Tavernier’s blue diamond became part of the magnificent French crown jewels in 1668 when King Louis XIV purchased it along with fourteen others shown to him by the trader. This diamond, which became known as the French Blue, was set later by Louis XV’s court jeweler in another of the French crown jewels, the Golden Fleece. During the one hundred twenty years it remained a crown jewel, it passed from Louis XIV to Louis XV, and to Louis XV’s grandson, Louis XVI, who was crowned in 1774 and continued the extravagant ways of his forebears.
During the eighteenth century in France, the peasantry and working class grew restless under the oppressive rule of the monarchy. By 1789 the country under King Louis XVI and his wife, Marie Antoinette went bankrupt and the revolution finally erupted. Mobs stormed the Bastille prison in Paris, poor people around the country invaded the homes of the upper class; men and women attacked the Versailles palace.
Under a new constitution in 1791, the king was granted limited powers. The indignant Louis XVI sought assistance from other European leaders to quash the uprising. In June 1791 the king and Marie Antoinette attempted to flee to Austria where the queen’s brother, Joseph II, was emperor, but they were stopped and returned to Paris. Shortly after, custody of the French crown jewels was returned to the National Assembly. They were stored in Paris in a repository called the Garde Meuble and put on public display.
The Garde Meuble then became the scene of a bizarre spree of burglaries. The repository was usually well guarded or sealed tightly, and on a few evenings in September 1792, when bands of men came to steal it valuable contents, one of the metal bars that were supposed to keep the windows shut was unsecured, granting the men easy access. With that, the French Blue disappeared from history because no blue diamond of its weight and appearance was ever recovered.
There is documentation that a large blue diamond of almost forty-five carats was owned in 1812 by one Daniel Eliason, a Kindon diamond merchant who died in 1824. The diamond was described and sketched in color by an English jeweler, John Francillon, in a legal memorandum that he signed and dated London, September 19, 1812. This blue diamond was in fact what came to be called the Hope Diamond by 1839. The description and measurements of the traced stone matched with the Hope; Francillon’s writing and illustrations are the first recorded evidence of the Hope Diamond.
Claims have been made that certain other blue diamonds of European vintage are the issue of the re-cutting of the French Blue.

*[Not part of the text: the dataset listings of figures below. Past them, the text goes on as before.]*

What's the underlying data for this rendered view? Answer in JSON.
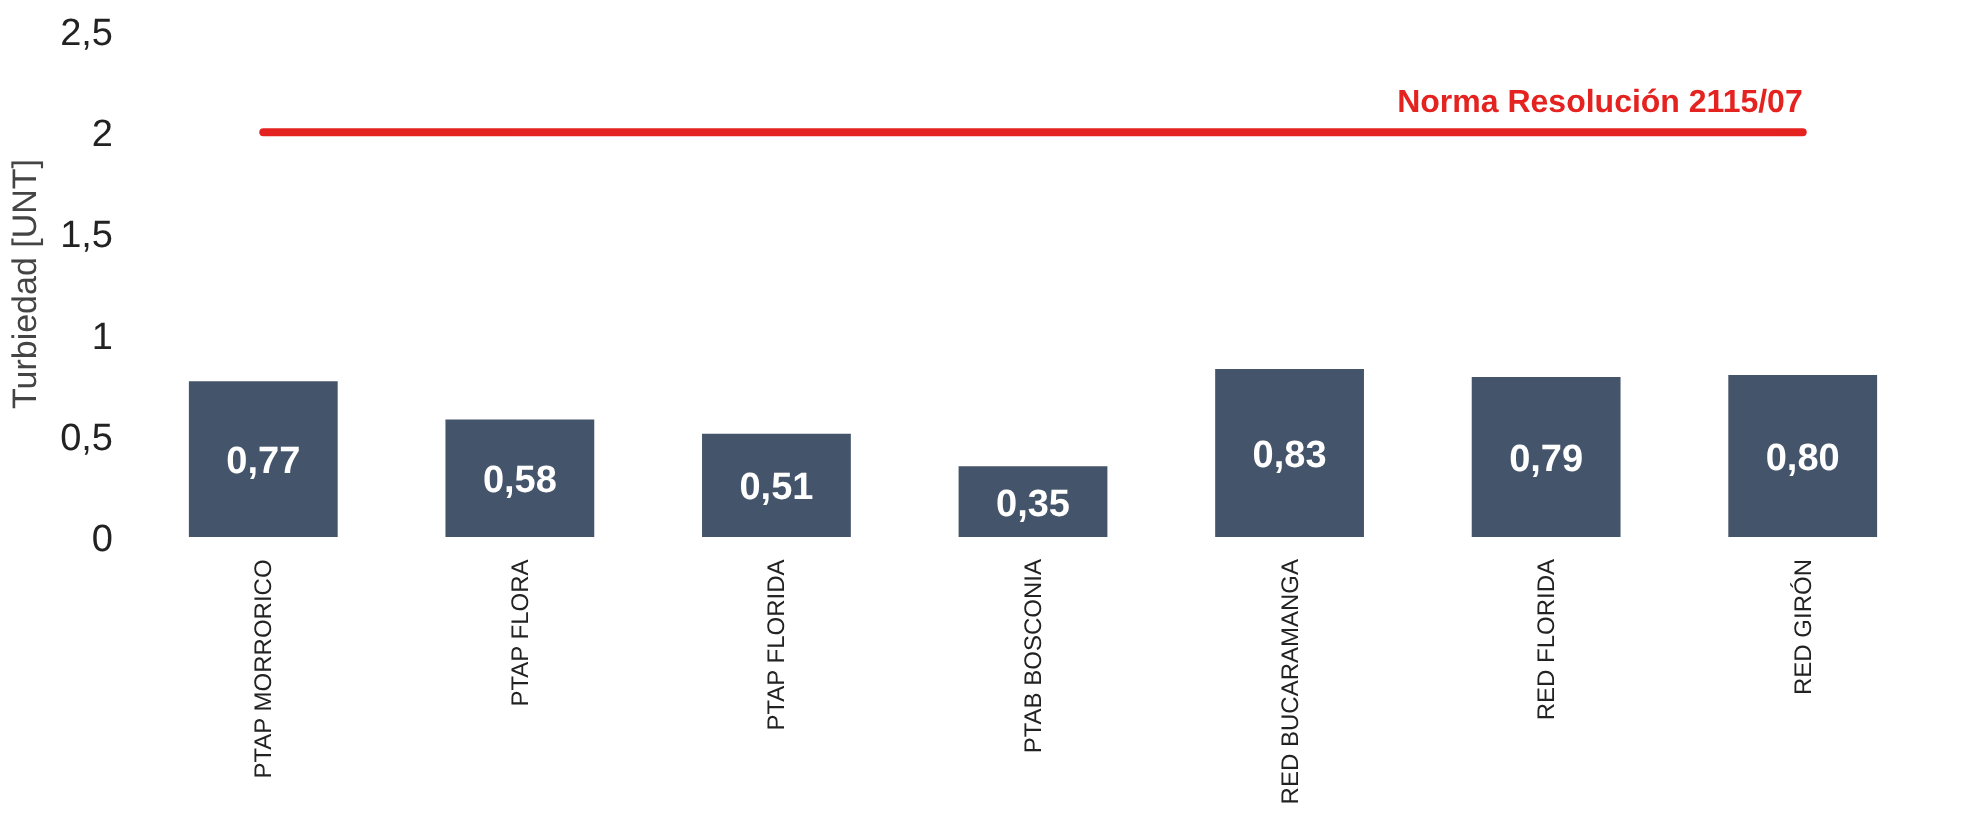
{
  "chart_data": {
    "type": "bar",
    "ylabel": "Turbiedad [UNT]",
    "categories": [
      "PTAP MORRORICO",
      "PTAP FLORA",
      "PTAP FLORIDA",
      "PTAB BOSCONIA",
      "RED BUCARAMANGA",
      "RED FLORIDA",
      "RED GIRÓN"
    ],
    "values": [
      0.77,
      0.58,
      0.51,
      0.35,
      0.83,
      0.79,
      0.8
    ],
    "value_labels": [
      "0,77",
      "0,58",
      "0,51",
      "0,35",
      "0,83",
      "0,79",
      "0,80"
    ],
    "color": "#44546a",
    "ylim": [
      0,
      2.5
    ],
    "yticks": [
      0,
      {
        "value": 0.5,
        "label": "0,5"
      },
      1,
      {
        "value": 1.5,
        "label": "1,5"
      },
      2,
      {
        "value": 2.5,
        "label": "2,5"
      }
    ],
    "ref_lines": [
      {
        "axis": "y",
        "value": 2,
        "label": "Norma Resolución 2115/07",
        "color": "#e42320",
        "line_style": "solid"
      }
    ],
    "grid": false
  }
}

These diamonds have ranged in weight from one to fourteen carats and most prominently include the so-called Brunswick Blue. But scholars who have compared the dimensions and shape of the sixty-seven carat French Blue in illustrations with those of the forty-five carat Hope gem and concluded that the cutting could have resulted from no other stone.
While the mysteries of the diamond may never be solved, one thing is known for sure: it is a magnificent jewel whose fame and beauty and true history are surpassed by few other gems.